In this study, the effects of tray shape, loading thickness, electrode gap, vacuum level, and vacuum pulsation ratio on the heating performance during radio frequency pulsed vacuum drying (RFPVD) were systematically investigated. First, based on the established RF heating model, the radiative heat transfer equation was coupled to improve the accuracy of heat transfer simulation under vacuum conditions. Simulation results showed that the temperature uniformity index (TUI) in RF heating stage was reduced to 0.13 by suppressing the edge aggregation effect of the electric field with circular tray. Additionally, single-layer stacking and increased loading thickness effectively improved the heating rate; however, the resulting enhancement of edge aggregation resulted in the TUI increased to 0.31. When a loading thickness of 45 mm was applied, adjusting the electrode gap to 95 mm increased the heating rate and avoided the localized overheating during the heating stage.
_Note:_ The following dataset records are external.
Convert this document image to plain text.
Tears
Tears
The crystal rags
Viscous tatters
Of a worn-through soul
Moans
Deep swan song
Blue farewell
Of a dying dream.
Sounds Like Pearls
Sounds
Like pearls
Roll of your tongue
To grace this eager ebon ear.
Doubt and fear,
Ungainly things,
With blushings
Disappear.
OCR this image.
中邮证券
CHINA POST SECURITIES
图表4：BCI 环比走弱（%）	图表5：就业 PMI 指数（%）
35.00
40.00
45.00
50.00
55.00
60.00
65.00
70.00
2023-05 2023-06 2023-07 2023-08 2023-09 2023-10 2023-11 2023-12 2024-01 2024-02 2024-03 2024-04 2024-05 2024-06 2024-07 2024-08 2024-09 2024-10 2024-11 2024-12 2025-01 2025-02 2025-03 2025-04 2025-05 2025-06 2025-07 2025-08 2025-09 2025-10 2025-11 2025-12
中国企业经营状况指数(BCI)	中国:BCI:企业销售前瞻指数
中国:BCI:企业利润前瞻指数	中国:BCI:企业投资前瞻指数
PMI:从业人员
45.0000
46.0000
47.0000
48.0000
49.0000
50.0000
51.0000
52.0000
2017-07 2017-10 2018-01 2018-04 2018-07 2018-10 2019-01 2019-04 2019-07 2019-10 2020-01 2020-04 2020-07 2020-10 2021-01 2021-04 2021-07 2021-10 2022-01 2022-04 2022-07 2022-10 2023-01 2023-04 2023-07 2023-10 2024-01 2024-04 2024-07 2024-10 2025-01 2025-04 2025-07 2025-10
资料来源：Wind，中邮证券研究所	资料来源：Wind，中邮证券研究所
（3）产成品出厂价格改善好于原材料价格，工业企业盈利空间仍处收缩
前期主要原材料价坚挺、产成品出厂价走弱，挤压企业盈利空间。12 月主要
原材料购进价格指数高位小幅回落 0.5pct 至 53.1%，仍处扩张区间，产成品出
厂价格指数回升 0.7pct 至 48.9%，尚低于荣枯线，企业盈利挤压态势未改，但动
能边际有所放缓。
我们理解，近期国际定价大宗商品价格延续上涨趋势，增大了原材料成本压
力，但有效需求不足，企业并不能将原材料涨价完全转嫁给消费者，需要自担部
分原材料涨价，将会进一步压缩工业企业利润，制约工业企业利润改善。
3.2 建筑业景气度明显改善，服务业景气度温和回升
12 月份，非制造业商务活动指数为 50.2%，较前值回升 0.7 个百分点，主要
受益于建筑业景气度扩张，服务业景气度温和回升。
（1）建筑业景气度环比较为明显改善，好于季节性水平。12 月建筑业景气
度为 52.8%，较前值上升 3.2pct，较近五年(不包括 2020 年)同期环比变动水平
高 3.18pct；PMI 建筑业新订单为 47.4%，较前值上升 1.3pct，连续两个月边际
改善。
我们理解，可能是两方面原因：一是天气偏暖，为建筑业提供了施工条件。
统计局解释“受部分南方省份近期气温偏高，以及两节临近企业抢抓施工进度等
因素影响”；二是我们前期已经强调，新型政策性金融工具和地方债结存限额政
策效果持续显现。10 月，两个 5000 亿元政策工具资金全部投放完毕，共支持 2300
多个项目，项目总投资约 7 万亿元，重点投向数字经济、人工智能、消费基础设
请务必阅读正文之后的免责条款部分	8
At a defined drying temperature, an appropriate vacuum level modulated the moisture evaporation rate to optimize the temperature distribution. The RFPVD experiments verified that ideal temperature distribution uniformity (TUI < 0.112) and post-drying moisture content consistency (coefficient of variation<5 %) could be obtained using multi-parameter optimization guided by simulation results. This study provides a theoretical basis and process optimization strategy for improving heating uniformity in RFPVD drying of granular materials.